Residential property sales, excluding new homes, in the US rose in March for the first time in four months with foreclosures accounted for 35% of transactions, according to the latest figures.
Sale climbed 6.8% to a 5.35 million annual rate, more than expected, from a 5.01 million pace in February, figures from the National Association of Realtors (NAR) show.
The median prices climbed 0.4% from March 2009 and sales were 16.1% above the 4.61 million unit level in March 2009.
Lawrence Yun, NAR chief economist, said it was encouraging to see a broad home sales recovery in nearly every part of the country, with two important underlying trends, namely that sales have been above year ago levels for nine straight months and inventory has trended down from year ago levels for 20 months running.
‘The home buyer tax credit has been a resounding success as these underlying trends point to a broad stabilization in home prices. This is preserving perhaps $1 trillion in largely middle class housing wealth that may have been wiped out without the housing stimulus measure,’ he declared.
Yun said the foreclosure situation is manageable. ‘Foreclosures have been feeding into the inventory pipeline at a fairly steady pace and are being absorbed manageably. In fact, foreclosures are selling quickly, especially in the lower price ranges that are attractive to first time home buyers,’ he explained.
A parallel NAR survey shows that first time buyers bought 44% of properties in March, up from 42% in February. Investors accounted for 19% of transactions in March, unchanged from February and the remaining sales were to repeat buyers.
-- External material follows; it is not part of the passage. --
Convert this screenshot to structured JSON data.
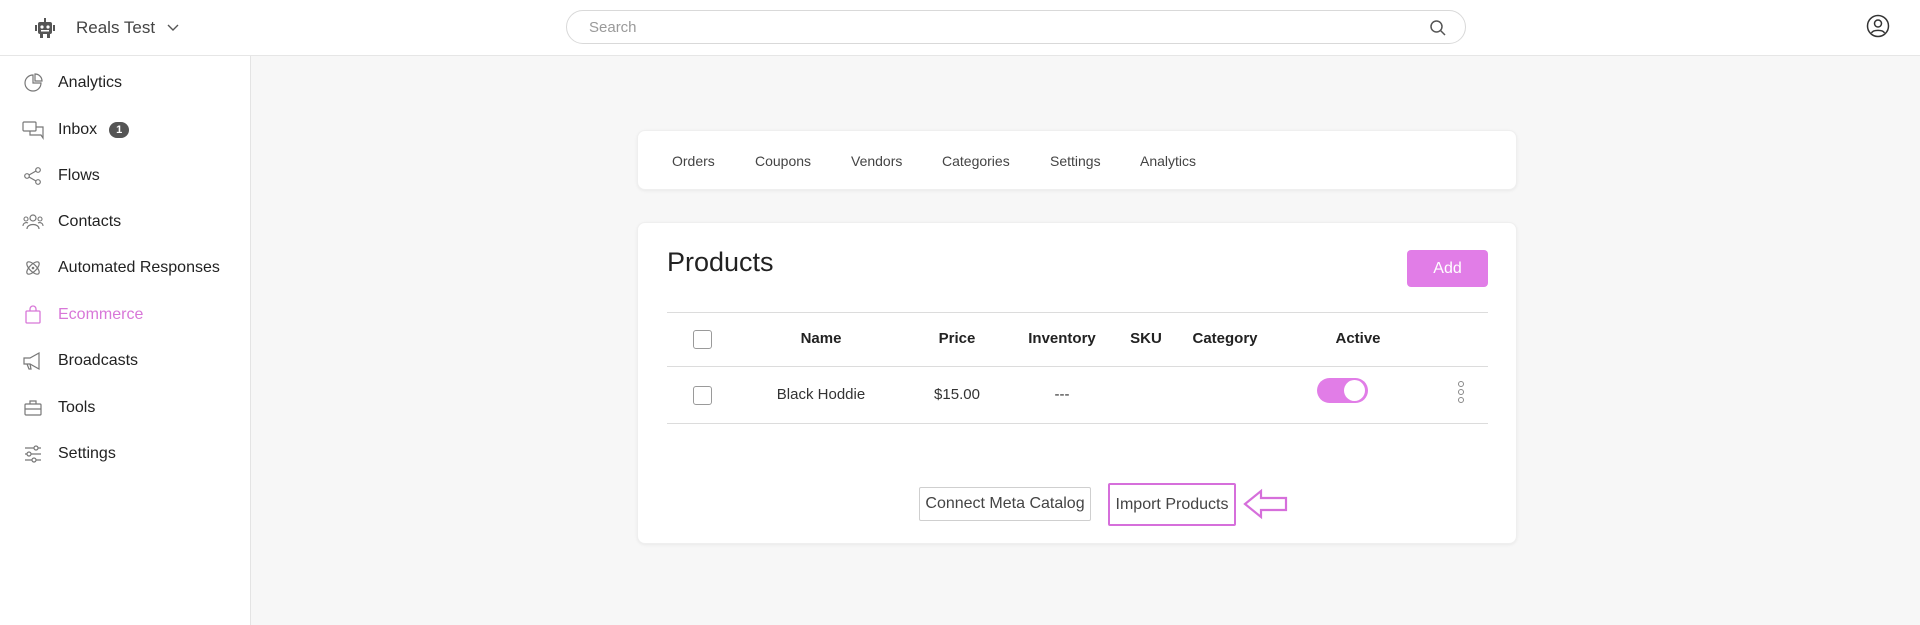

But the latest figures from RealtyTrac, show the number of foreclosures have increased by 7% in the first quarter of 2010. Foreclosure filings also increased on a monthly basis, up 19% in March compared with February, the highest monthly total since RealtyTrac began issuing its reports in January 2005.
‘Foreclosure activity in the first quarter of 2010 followed a very similar pattern to what we saw in the first quarter of 2009: a shallow trough in January and February followed by a substantial spike in March,’ said James Saccacio, chief executive of RealtyTrac.
‘One difference, however, is that the increases were more tilted toward the final stage of foreclosure, with REOs increasing 9% on a quarterly basis in the first quarter of 2010 compared to a 13% quarterly decrease in REOs in the first quarter of 2009.
‘This subtle shift in the numbers pushed REOs to the highest quarterly total we’ve ever seen in our report and may be further evidence that lenders are starting to make a dent in the backlog of distressed inventory that has built up over the last year as foreclosure prevention programs and processing delays slowed down the normal foreclosure timeline,’ he explained.
Sales could increase this month as the deadline for the end of the first time buyer credit programme looms at the end of April.
‘With home values stabilizing, a revival in home buying confidence will likely help the housing market get back on its feet even as the tax credit impact disappears,’ Yun said.